In praise of the ordinary
- Sarah Ozol Shore
- Jul 3, 2018
- 3 min read
ordinary (adj.)
early 15c., "belonging to the usual order or course," from Old French ordinarie "ordinary, usual" and directly from Latin ordinarius "customary, regular, usual, orderly," from ordo (genitive ordinis) "row, rank, series, arrangement" (see order (n.)).
Sometimes clients come to us wanting to tap into something outside the ordinariness of their lives--something greater or somehow more meaningful or perhaps something that feels more important. And there is plenty of room for all of that in life. But we don't want to miss the beauty of the ordinary in all our striving for the meaningful and important.
Our work of helping clients tune into the the sacred and the meaningful, and our work of helping clients dive deep into the landscape of their psyche--this work requires us to be thoughtful guides. As such we can steer our clients in certain directions--directing them to recognize the beauty in the mundane, the sacredness in the ordinary, the numinous in the plain.
Life becomes a meditation, and a joyous one, when we can teach our clients to see their lives from the vantage point of the ordinary. When clients can learn to appreciate the gifts in the ordinary, they are simultaneously cultivating a sense of presence in the world as well as a deep appreciation for the gifts all around.
Clients will tolerate this at different levels. For very intense and high energy clients, this will be harder than for those who are more moderate in their energy. Clients who are already in touch with some aspects of their spirituality will more easily be able to connect to this skill.
However, it is a skill nonetheless and one that we have a responsibility as coaches, guides, and facilitators, to help our clients cultivate and develop. There is a groundedness that comes from an appreciation of the ordinary. And it can be meditative in a sense. Washing the dishes becomes a meditation. Chopping vegetables becomes an act of service. Noticing the hairline cracks in a porcelain teapot becomes a recognition of the paradox--the sacred that exists within the profane, the weak that exists within the strong.
In the Authentic Wholeness Coach Training Certification Program, we work on languaging and techniques that can be introduced to help clients make the ordinary sacred. I teach a process that helps clients tune into their soul-life through the ordinary. In the natural world, in natural materials, and in ordinary simple things, we can find the sacred. We can also connect to the anima mundi--the soul of the world.
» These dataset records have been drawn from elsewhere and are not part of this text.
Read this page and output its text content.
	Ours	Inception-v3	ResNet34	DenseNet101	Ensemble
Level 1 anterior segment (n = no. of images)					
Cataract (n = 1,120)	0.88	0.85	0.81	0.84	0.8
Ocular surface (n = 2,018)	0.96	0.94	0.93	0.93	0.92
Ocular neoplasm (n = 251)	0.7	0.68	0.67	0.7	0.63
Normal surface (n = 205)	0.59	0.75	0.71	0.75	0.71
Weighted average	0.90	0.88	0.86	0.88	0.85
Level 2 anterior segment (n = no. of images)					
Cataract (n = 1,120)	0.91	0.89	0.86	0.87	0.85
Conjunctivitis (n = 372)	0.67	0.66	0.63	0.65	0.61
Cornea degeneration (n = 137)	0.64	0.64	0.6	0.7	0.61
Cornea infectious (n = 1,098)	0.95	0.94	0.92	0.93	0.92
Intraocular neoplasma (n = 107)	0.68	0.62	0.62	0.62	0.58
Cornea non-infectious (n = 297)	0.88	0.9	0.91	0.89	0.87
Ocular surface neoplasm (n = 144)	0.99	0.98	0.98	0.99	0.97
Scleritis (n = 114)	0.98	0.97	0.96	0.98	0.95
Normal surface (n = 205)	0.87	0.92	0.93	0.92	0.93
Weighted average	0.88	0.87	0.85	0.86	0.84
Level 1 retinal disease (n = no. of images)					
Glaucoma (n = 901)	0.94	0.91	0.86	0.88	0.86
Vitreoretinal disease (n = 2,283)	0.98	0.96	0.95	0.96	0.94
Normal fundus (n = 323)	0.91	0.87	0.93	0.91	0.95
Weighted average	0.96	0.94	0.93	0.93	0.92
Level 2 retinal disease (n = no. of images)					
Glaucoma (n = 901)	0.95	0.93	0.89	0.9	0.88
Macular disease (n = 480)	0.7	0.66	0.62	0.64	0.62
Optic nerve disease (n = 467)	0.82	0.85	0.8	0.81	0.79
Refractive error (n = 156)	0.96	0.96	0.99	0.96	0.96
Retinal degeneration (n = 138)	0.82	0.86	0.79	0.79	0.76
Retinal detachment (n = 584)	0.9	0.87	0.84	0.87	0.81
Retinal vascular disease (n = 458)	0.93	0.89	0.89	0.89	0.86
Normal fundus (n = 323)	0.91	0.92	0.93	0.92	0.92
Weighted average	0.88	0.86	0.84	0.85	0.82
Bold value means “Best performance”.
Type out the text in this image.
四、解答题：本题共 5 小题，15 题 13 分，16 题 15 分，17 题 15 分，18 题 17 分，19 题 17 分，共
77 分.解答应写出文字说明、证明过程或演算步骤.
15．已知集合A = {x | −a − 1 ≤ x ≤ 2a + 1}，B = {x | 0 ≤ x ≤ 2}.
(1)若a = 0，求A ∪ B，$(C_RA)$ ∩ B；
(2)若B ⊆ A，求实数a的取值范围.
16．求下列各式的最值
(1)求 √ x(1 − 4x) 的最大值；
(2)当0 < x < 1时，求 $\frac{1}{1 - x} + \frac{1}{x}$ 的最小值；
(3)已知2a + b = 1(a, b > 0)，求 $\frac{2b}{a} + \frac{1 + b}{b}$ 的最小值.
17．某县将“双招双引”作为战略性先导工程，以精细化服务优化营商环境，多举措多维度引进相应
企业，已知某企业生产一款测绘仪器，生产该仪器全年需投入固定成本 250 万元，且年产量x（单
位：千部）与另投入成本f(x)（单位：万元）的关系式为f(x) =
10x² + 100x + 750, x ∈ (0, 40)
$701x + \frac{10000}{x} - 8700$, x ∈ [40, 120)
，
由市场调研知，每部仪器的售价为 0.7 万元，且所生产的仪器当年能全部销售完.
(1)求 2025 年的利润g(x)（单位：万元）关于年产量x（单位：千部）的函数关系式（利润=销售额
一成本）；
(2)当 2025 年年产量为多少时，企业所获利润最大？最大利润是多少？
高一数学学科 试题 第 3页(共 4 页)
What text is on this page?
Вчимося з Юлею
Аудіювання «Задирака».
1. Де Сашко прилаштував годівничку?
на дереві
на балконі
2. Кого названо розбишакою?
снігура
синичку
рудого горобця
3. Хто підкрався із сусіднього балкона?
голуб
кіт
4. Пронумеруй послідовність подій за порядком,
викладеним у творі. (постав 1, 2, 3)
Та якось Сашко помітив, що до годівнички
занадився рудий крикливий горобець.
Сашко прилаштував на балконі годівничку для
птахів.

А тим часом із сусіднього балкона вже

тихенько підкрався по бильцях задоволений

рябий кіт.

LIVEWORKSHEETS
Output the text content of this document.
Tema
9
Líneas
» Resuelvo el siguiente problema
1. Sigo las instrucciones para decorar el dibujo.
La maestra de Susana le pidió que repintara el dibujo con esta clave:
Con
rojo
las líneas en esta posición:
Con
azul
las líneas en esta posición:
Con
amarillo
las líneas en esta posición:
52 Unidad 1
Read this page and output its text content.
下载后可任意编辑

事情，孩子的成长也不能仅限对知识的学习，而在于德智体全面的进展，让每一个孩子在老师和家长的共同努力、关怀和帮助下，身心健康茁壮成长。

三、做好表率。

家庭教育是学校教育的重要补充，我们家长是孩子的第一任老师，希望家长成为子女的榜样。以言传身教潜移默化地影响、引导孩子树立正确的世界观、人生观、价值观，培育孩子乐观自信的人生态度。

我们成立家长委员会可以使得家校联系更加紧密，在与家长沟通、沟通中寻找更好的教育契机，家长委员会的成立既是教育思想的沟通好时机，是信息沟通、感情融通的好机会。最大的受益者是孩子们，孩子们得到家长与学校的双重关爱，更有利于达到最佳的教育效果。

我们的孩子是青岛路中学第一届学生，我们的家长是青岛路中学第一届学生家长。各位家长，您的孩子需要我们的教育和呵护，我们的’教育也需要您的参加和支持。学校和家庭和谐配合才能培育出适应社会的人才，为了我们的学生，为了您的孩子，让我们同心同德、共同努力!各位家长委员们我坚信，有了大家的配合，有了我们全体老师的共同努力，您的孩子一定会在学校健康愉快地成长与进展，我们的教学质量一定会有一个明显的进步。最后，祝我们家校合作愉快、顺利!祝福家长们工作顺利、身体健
This was a day when nothing happened, the children went off to school without a murmur, remembering their books, lunches, gloves. All morning, the baby and I built block stacks in the squares of light on the floor. And lunch blended into naptime, I cleaned out kitchen cupboards, one of those jobs that never gets done, then sat in a circle of sunlight and drank ginger tea, watched the birds at the feeder jostle over lunch's little scraps. A pheasant strutted from the hedgerow, preened and flashed his jeweled head. Now a chicken roasts in the pan, and the children return, the murmur of their stories dappling the air. I peel carrots and potatoes without paring my thumb. We listen together for your wheels on the drive. Grace before bread. And at the table, actual conversation, no bickering or pokes. And then, the drift into homework. The baby goes to his cars, drives them along the sofa's ridges and hills. Leaning by the counter, we steal a long slow kiss, tasting of coffee and cream. The chicken's diminished to skin & skeleton, the moon to a comma, a sliver of white, but this has been a day of grace in the dead of winter, the hard cold knuckle of the year, a day that unwrapped itself like an unexpected gift, and the stars turn on, order themselves into the winter night.